Bild: Sturmgewehr G36: auch in Mexiko gern gekauft.
BERLIN taz | Das Sturmgewehr G36 der schwäbischen Rüstungsschmiede Heckler
& Koch (H & K) ist ein Exportrenner. Auch Mexikos Polizisten und die Killer
der Mafia schießen damit. Wie aber ist das Gewehr in den Bundesstaat
Guerrero gekommen, obwohl es dort gemäß der Exportgenehmigung nie hätte
landen dürfen?
In Guerrero trugen Polizisten die Waffe bei einem Einsatz, bei dem 2011
zwei Studenten der pädagogischen Fachschule Ayotzinapa von den Beamten
getötet wurden. Im selben Bundesstaat wurden jüngst 43 junge Männer
derselben Schule in einer gemeinsamen Aktion von Polizeibeamten, Politikern
und Killern der Mafia entführt und wahrscheinlich hingerichtet.
Für Aufklärung könnte ein Prozess sorgen, der am Montag vor dem Freiburger
Landesarbeitsgericht stattfindet. Es handelt sich zwar nur um ein
Kündigungsverfahren zwischen H & K und zwei Angestellten des Unternehmens:
Die Geschäftsleitung hatte die beiden Mitarbeiter für die illegalen
Waffenlieferungen nach Mexiko verantwortlich gemacht und sie letztes Jahr
auf die Straße gesetzt.
Damit bestätigte sie aber zugleich: Der Export der etwa 4.500
G36-Sturmgewehre in den Jahren 20006 bis 2009 war nicht mit rechten Dingen
zugegangen. Das Freiburger Verfahren könnte neue Details über das Geschäft
ans Tageslicht fördern. Der taz liegen zudem Dokumente vor, die einen
möglichen weiteren rechtswidrigen Deal von H & K mit Mexiko aufzeigen.

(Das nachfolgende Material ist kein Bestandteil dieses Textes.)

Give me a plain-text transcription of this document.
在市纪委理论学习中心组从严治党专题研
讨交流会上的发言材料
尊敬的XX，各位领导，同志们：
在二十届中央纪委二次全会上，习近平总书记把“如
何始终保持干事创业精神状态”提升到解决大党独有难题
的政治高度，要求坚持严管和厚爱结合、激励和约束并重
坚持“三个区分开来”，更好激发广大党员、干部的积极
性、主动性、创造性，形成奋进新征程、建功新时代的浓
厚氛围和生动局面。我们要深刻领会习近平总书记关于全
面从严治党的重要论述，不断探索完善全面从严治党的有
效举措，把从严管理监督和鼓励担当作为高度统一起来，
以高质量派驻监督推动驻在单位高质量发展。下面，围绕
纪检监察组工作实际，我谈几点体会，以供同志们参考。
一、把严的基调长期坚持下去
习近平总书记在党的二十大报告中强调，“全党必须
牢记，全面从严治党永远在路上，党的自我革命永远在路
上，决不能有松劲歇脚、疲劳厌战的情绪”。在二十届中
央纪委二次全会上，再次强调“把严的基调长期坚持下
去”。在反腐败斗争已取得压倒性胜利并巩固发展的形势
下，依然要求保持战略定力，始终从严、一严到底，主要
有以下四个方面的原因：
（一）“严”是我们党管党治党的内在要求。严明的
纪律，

## Lieferungen in vier Bundesstaaten
Bereits April 2010 hatte Jürgen Grässlin, Sprecher der Aktion „Aufschrei –
Stoppt den Waffenhandel“, bei der Stuttgarter Staatsanwaltschaft Anzeigen
gegen die Firma gestellt. Grund: Das G36 war in vier mexikanischen
Bundesstaaten gelandet, für die das Bundesausfuhramt (Bafa) keine
Genehmigung gegeben hatte. Unter ihnen Guerrero.

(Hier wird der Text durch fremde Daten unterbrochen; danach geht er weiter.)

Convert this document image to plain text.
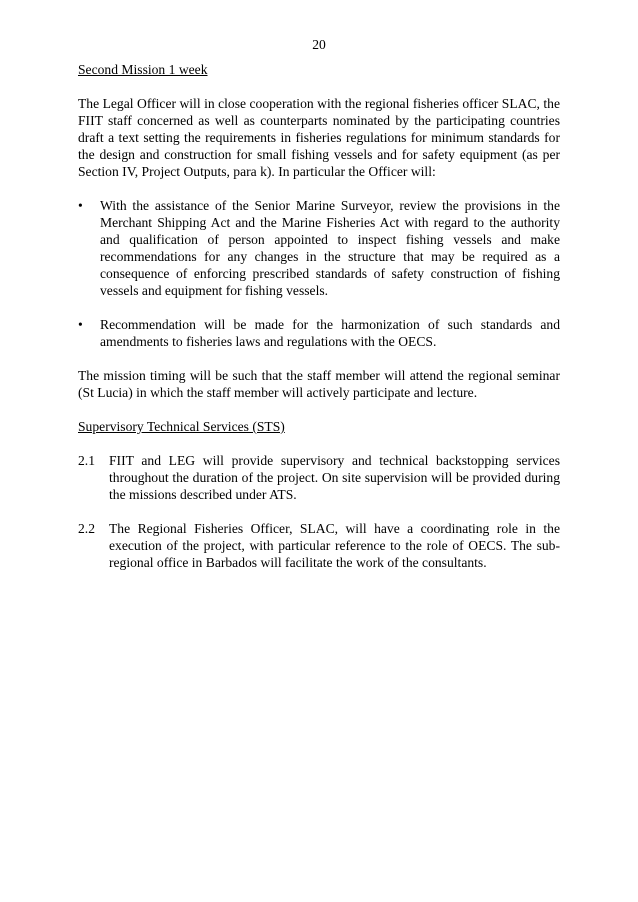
20
Second Mission 1 week

The Legal Officer will in close cooperation with the regional fisheries officer SLAC, the FIIT staff concerned as well as counterparts nominated by the participating countries draft a text setting the requirements in fisheries regulations for minimum standards for the design and construction for small fishing vessels and for safety equipment (as per Section IV, Project Outputs, para k). In particular the Officer will:

•	With the assistance of the Senior Marine Surveyor, review the provisions in the Merchant Shipping Act and the Marine Fisheries Act with regard to the authority and qualification of person appointed to inspect fishing vessels and make recommendations for any changes in the structure that may be required as a consequence of enforcing prescribed standards of safety construction of fishing vessels and equipment for fishing vessels.
•	Recommendation will be made for the harmonization of such standards and amendments to fisheries laws and regulations with the OECS.

The mission timing will be such that the staff member will attend the regional seminar (St Lucia) in which the staff member will actively participate and lecture.

Supervisory Technical Services (STS)
2.1 FIIT and LEG will provide supervisory and technical backstopping services throughout the duration of the project. On site supervision will be provided during the missions described under ATS.
2.2 The Regional Fisheries Officer, SLAC, will have a coordinating role in the execution of the project, with particular reference to the role of OECS. The sub-regional office in Barbados will facilitate the work of the consultants.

Filmaufnahmen, Zeugenberichte und Schreiben der mexikanischen Regierung
bestätigten den Vorwurf. Dennoch antworteten die Waffenbauer auf jede
Nachfrage: „Heckler & Koch hält sich an Recht und Gesetz.“ Bis die
Firmenleitung 2013 die zwei Beschäftigten entließ, weil sie ohne Wissen
anderer Personen die illegale Lieferung angewiesen hätten.
Für Grässlin sind die beiden ein Bauernopfer: „Alles deutet darauf hin,
dass die Geschäftsführung genau wusste, wohin die Waffen gingen.“ Auch das
Arbeitsgericht in Villingen-Schwenningen, das bereits im vergangenen
Dezember über die Kündigung verhandelte, wollte der Argumentation von H & K
nicht folgen. Die Firma musste die beiden wieder einstellen, nun ist H & K
in Berufung gegangen.
Die Aussagen vom Dezember 2013 hinterließen eine Vorstellung davon, wie der
Deal ablief: Gemeinsam mit einem Handelsvertreter in Mexiko hatten
Mitarbeiter eine Endverbleibserklärung geschönt, mit der die Exporteure
gegenüber dem Bafa die Einhaltung der Exportvorgaben garantieren. Dass sie
dies ohne Wissen der Firmenleitung taten, bezweifelte der Richter. Es lägen
E-Mails vor, die zeigten, dass Vorgesetzte bis in die Leitung des
Unternehmens mit dem Export betraut gewesen seien.
## Nicht genehmigter Technologietransfer
Beim heutigen Verfahren könnten nun neue Informationen dazu beitragen, dass
das Strafverfahren wegen des illegalen Waffendeals endlich eröffnet wird.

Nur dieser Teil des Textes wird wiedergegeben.